On the next day, which I called Sunday for lack of a better name, I took a taxi to the address that the old woman had given the cabby, a shabby house in a row of shabby houses. The woman who answered the door frowned when I asked after the old woman and said in Spanish, ‘She is dead now. What do you want here?’
I backed away, unable to tell her of the strange evening under the moon, unwilling to describe the feelings that had pulled me here. I needed to ask the old woman what day this was and what that day meant, but I said nothing. I caught the same taxi – he had waited for me at the corner – and went home to my hotel.
Today – the day I write this – is Saturday. I do not know its Mayan name and number. I do not know the gods that influence this day. I know very little.
11
Elizabeth
Gods that are dead are simply those that no longer speak to the science or the moral order of the day… every god that is dead can be conjured again to life.
On Saturday morning, before I woke, Diane and Barbara left for Mérida. Having Diane leave was a relief in a way. In the one week that she had been in camp, she had managed to interrupt my moments of solitude more than I could have imagined possible.
Every morning, at dawn and dusk, I wandered the site. I watched a potter – a young woman with glossy black hair that glistened in the morning sun – molding a vessel in the shape of a pot-bellied dog. I stood in the shade and listened to the scraping of an obsidian chisel on cedarwood: a withered old man was carving the statue of a god. I did not see Zuhuy-kak. At the times that I most expected to see the old woman, my daughter would wander by instead.
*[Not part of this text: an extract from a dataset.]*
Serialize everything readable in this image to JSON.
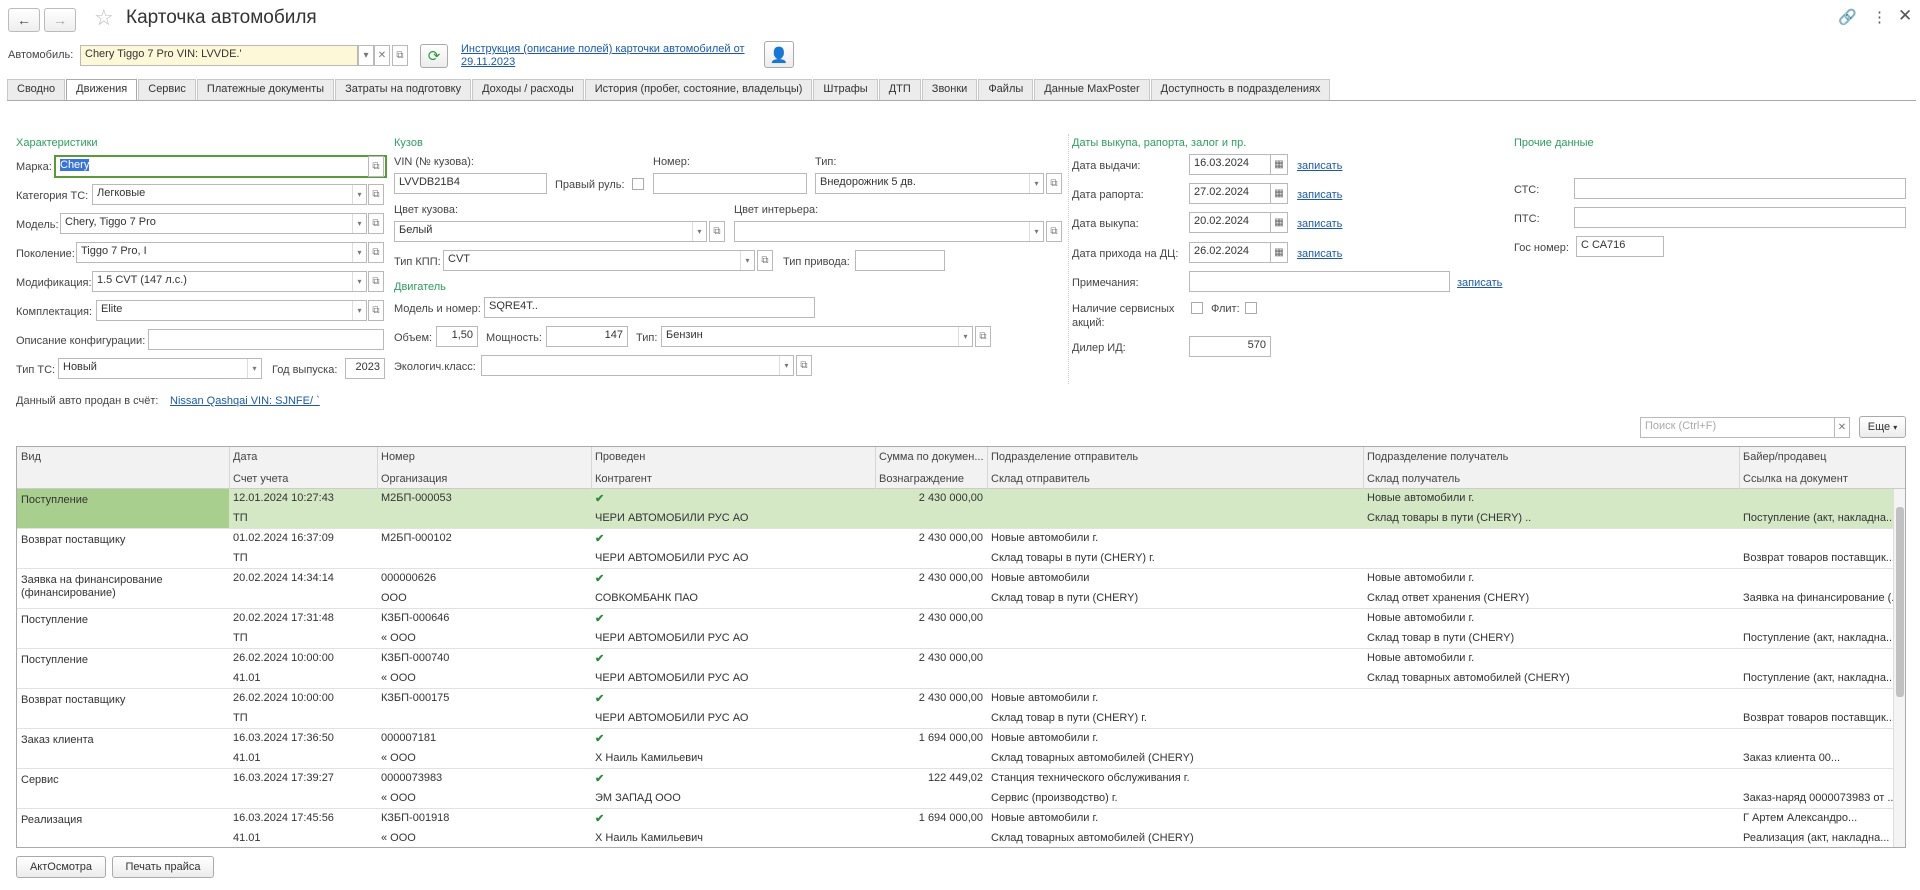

At dawn, as I sat on a fragment of wall by the Spanish chapel watching a stonecutter, Diane strolled toward me on the path from the cenote. At dusk, as I lingered by Structure 701, watching the shadows gather, I heard the sound of Diane’s boots on the path from camp and the shadows fled. In the early evening, I stood on the edge of the cenote, watching the bats skim low over the water. Diane waved cheerfully as she walked along the path from the camp.
She was willing and eager to walk with me and listen to me talk about the site. I talked a great deal. Sometimes, in the bright light of day, I thought that I talked too much.
During the week, excavation had continued on the house mounds, the Temple of the Moon, and the tomb site. Work went slowly; the dirt had to be cleared away from each boulder before it could be moved, and each bucket of dirt had to be sifted for potsherds and flakes of worked stone. Hot, tedious, and dusty work.
At the tomb site, the workmen had uncovered eight stone steps leading downward to the beginning of an underground passageway. The rubble they removed from the stairway had yielded little of interest: a few plainware potsherds, a few carved stones with glyphs too badly battered to decipher.
Early Saturday morning, I walked alone to the tomb site. As I crossed the open plaza, I saw a flash of blue by the excavation. Zuhuy-kak was standing beside the tarps that covered the open pit. Her eyes followed me as I walked toward her. She stood in the sunlight and cast a shadow of her own. I greeted her in Maya, sat in the shade by the excavation, and lit a cigarette. Zuhuy-kak remained standing, staring out toward the mound.